Gallup: Economic Optimism Highest in D.C.
While most states' economic confidence showed some improvement in 2013, only the District of Columbia had an overall positive outlook, according to data from Gallup. West Virginia remained the least economically optimistic state.
While every state had an overall negative Economic Confidence Index number, the District of Columbia’s was plus-19. Massachusetts and Minnesota rounded out the top three, with minus-1 and minus-2 ratings, respectively. In West Virginia, the least optimistic state, the index score fell to minus-44, down from minus-42. Alaska had the second-lowest score: minus-32.
(The Gallup Economic Confidence Index is a composite of Americans’ opinions about the current state of the economy and its direction.)

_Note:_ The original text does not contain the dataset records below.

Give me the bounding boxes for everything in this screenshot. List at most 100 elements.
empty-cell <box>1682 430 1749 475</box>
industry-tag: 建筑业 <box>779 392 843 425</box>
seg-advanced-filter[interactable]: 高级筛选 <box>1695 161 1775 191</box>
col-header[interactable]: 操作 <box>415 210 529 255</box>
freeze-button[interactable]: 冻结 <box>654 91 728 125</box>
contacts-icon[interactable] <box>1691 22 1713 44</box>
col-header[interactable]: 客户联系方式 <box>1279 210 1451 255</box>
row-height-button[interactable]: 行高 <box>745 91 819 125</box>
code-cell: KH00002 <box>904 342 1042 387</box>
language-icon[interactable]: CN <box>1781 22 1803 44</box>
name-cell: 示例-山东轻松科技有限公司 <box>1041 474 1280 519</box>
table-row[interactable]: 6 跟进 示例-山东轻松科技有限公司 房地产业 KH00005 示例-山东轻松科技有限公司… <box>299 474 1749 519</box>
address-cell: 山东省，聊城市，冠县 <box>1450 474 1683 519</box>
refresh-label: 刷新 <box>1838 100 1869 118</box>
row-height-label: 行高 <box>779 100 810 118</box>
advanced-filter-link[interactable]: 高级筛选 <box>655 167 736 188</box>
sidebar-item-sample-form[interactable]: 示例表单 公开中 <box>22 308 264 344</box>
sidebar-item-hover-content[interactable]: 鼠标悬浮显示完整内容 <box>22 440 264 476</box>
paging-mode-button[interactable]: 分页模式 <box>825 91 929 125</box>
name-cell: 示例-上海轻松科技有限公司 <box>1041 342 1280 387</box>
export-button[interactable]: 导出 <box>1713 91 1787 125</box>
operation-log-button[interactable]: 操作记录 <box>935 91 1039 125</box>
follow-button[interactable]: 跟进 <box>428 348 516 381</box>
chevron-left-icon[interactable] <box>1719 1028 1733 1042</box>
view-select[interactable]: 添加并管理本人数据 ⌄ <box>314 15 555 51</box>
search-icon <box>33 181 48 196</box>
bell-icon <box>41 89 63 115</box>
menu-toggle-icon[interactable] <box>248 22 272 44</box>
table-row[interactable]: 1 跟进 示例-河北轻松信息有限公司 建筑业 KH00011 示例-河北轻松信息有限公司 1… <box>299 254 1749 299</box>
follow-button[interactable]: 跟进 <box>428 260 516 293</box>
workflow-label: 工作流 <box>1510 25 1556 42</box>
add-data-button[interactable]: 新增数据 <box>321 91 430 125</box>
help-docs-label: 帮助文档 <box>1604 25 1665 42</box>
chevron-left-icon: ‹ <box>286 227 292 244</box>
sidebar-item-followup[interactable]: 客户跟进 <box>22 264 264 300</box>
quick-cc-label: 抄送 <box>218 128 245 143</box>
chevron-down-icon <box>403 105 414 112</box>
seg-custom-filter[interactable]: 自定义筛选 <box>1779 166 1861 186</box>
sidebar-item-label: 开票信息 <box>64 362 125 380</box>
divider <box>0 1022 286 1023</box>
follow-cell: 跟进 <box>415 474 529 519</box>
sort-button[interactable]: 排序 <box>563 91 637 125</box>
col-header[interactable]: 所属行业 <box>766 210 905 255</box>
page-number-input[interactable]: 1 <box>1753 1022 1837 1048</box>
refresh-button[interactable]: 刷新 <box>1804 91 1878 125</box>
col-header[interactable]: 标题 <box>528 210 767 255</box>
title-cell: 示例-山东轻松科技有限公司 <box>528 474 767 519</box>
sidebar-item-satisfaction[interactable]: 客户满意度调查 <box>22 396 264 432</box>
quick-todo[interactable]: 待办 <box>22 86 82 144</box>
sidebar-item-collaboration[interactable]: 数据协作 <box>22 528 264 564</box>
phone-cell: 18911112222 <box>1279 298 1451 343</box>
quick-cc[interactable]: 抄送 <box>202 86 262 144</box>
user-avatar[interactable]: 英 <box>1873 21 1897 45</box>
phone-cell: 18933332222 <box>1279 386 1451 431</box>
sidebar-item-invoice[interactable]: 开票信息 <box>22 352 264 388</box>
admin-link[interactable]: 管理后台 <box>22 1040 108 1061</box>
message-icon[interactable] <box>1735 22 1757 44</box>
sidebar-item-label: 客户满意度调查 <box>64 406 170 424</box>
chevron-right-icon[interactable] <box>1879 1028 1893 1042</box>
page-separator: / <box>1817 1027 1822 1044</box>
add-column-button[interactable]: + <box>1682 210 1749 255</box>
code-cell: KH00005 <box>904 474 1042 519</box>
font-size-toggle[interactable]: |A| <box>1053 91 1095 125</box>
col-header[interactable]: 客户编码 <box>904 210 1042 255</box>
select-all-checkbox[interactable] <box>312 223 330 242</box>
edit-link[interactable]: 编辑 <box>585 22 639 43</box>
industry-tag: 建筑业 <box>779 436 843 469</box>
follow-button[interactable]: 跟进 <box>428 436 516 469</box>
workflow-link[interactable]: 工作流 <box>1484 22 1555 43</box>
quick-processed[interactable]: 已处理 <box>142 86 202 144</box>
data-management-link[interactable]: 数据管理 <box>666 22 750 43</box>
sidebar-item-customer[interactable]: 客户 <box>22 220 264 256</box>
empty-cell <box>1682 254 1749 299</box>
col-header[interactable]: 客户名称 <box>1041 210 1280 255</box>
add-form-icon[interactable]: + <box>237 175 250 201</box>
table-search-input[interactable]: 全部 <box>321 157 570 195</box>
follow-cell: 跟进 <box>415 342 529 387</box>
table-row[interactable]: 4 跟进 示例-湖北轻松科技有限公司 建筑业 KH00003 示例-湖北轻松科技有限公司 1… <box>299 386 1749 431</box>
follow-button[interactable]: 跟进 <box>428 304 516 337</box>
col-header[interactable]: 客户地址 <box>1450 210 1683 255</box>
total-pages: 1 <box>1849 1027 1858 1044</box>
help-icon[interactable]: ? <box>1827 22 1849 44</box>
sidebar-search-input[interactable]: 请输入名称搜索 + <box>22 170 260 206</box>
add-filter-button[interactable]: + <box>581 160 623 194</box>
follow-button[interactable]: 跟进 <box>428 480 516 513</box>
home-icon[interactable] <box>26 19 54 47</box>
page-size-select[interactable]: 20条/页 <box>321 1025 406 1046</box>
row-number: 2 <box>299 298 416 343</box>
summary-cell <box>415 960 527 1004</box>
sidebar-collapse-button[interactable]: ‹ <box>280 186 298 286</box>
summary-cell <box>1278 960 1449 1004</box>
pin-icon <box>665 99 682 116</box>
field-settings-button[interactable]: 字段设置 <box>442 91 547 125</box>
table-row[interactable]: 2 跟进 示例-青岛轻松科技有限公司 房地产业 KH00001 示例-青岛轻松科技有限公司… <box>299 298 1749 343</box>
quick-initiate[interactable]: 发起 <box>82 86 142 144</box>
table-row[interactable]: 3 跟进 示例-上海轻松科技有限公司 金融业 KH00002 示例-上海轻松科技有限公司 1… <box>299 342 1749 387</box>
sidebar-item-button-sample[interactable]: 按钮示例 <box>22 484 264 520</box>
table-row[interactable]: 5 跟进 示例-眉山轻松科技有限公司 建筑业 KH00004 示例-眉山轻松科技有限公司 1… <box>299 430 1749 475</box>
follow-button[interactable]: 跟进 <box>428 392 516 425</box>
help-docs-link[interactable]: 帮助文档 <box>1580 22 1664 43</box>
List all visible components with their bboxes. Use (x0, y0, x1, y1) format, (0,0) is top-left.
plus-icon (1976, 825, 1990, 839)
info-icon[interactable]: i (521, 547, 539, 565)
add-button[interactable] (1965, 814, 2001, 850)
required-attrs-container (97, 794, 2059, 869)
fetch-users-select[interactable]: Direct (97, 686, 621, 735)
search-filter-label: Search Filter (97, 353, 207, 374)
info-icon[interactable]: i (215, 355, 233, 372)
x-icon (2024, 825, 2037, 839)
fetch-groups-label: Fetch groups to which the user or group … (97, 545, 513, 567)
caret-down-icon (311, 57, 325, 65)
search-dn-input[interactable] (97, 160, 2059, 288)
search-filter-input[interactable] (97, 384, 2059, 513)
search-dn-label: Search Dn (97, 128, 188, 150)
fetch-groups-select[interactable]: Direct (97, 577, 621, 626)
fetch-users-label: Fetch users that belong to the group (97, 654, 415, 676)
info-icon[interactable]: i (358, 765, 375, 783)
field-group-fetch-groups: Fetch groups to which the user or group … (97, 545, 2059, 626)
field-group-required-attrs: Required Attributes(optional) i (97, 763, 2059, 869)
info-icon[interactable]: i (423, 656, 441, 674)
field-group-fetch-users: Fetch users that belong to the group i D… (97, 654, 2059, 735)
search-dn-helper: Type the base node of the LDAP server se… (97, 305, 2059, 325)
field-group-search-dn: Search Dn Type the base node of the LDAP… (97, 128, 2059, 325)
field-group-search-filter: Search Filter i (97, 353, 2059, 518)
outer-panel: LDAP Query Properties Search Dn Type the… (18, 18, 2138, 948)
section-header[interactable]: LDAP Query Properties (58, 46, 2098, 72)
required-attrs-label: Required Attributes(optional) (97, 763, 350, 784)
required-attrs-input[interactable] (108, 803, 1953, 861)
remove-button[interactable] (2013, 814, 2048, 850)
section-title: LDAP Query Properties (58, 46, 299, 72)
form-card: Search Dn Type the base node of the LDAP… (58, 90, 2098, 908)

Some states improved drastically. Connecticut jumped 14 points to minus-10, and California gained 13 points and now stands at minus-5, the fourth-highest score nationwide. The biggest losers were South Dakota and the District of Columbia (despite its positive overall number); each lost 10 points as their economic optimism shrunk.
The varied economic outlook could have an effect on the midterm elections. “Candidates running on Republican tickets can attempt to paint this economic dissatisfaction as the fault of the Democratic president,” said Gallup’s Justin McCarthy. “Democratic candidates, on the other hand, will have to be sensitive to the low levels of economic confidence across the country -- particularly for Democrats running in the bottom 10 states.”
The results are based on interviews with 178,071 adults conducted in 2013 and have a margin of error of plus or minus one percentage point.